In conversation, Maniscalco and McGann share an easy rapport, finishing one another’s sentences and laughing together throughout.
As Maniscalco applies the success of his brand to the new McGann special, both comedians look forward to what’s next despite uncertain times.
“I think stand-up is kind of missed right now. I think that people are still figuring out where it fits in with these days. But I think it’s definitely something that people are craving. There’s just not a ton of stuff coming out,” said McGann, seizing upon opportunity. “I just look at it as kind of, hopefully I’m just getting started. I want to really capitalize on this. So, I’m looking at this as a start.”

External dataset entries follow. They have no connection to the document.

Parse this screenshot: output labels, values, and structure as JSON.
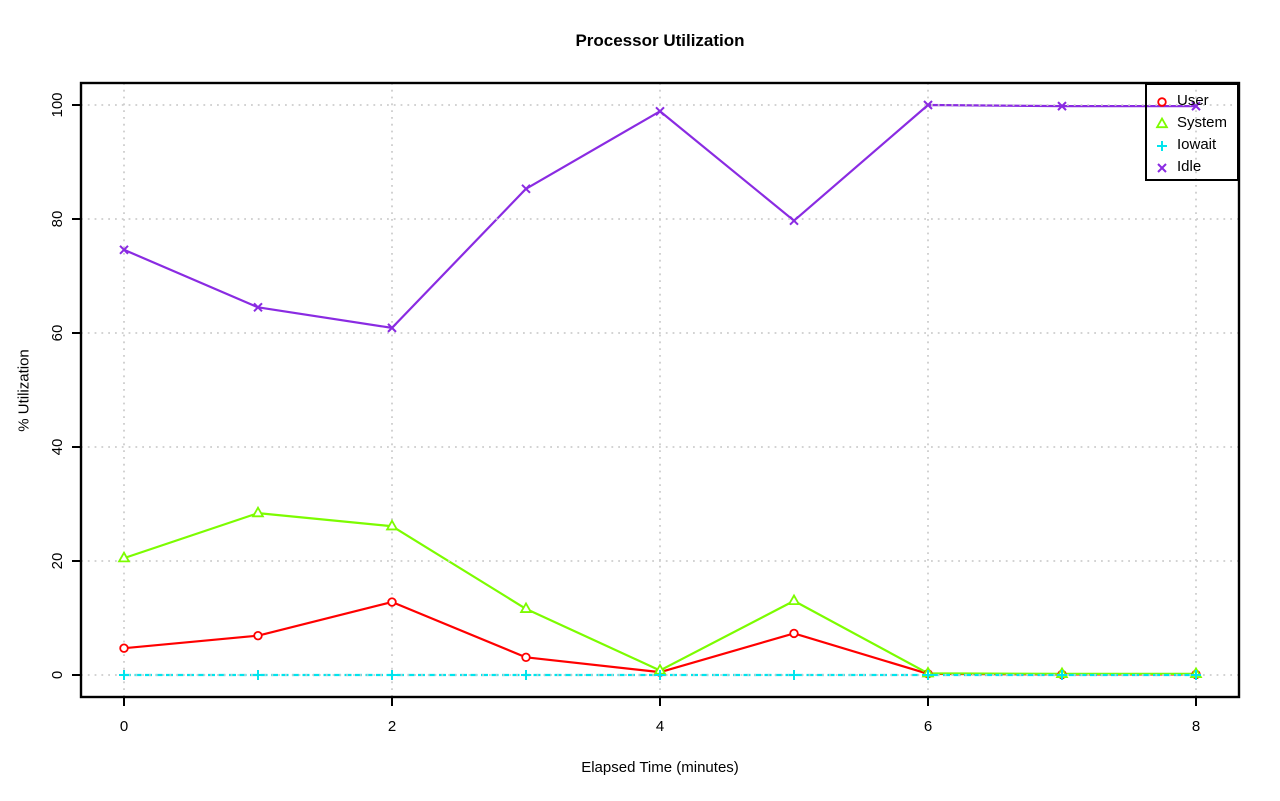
{
  "window": {
    "background": "#ffffff"
  },
  "chart_data": {
    "type": "line",
    "title": "Processor Utilization",
    "xlabel": "Elapsed Time (minutes)",
    "ylabel": "% Utilization",
    "x": [
      0,
      1,
      2,
      3,
      4,
      5,
      6,
      7,
      8
    ],
    "xlim": [
      0,
      8
    ],
    "ylim": [
      0,
      100
    ],
    "xticks": [
      0,
      2,
      4,
      6,
      8
    ],
    "yticks": [
      0,
      20,
      40,
      60,
      80,
      100
    ],
    "grid": true,
    "grid_style": "dotted",
    "grid_color": "#cdcdcd",
    "axis_color": "#000000",
    "legend_position": "top-right",
    "series": [
      {
        "name": "User",
        "color": "#ff0000",
        "marker": "circle",
        "line": "solid",
        "values": [
          4.7,
          6.9,
          12.8,
          3.1,
          0.5,
          7.3,
          0.2,
          0.1,
          0.1
        ]
      },
      {
        "name": "System",
        "color": "#7cfc00",
        "marker": "triangle",
        "line": "solid",
        "values": [
          20.5,
          28.4,
          26.1,
          11.6,
          0.8,
          13.0,
          0.3,
          0.2,
          0.2
        ]
      },
      {
        "name": "Iowait",
        "color": "#00e5ee",
        "marker": "plus",
        "line": "dashed",
        "values": [
          0,
          0,
          0,
          0,
          0,
          0,
          0,
          0,
          0
        ]
      },
      {
        "name": "Idle",
        "color": "#8a2be2",
        "marker": "x",
        "line": "solid",
        "values": [
          74.6,
          64.5,
          60.9,
          85.3,
          98.9,
          79.7,
          100.0,
          99.8,
          99.8
        ]
      }
    ]
  }
}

“It feels great. I think this thing is gonna really send Pat into his own thing. This not only stands out because it’s a special but because it’s good. More importantly, it’s funny,” said Maniscalco of When’s Mom Gonna Be Home? “People are definitely looking for an hour of just release – where they don’t have to think about, ‘Should we send our kids back to school because of the virus? Should I wash this avocado?’ It’s an escape,” he continued. “I think you’re going to see the eyeballs on this special are going to be exponential now compared to if it came out six months ago. Pat’s special is nothing but fantastic. I would predict, given the special being out for six to eighteen months, in between that time period, you’re going to see Pat selling out theaters on his own tour. I would bet on that.”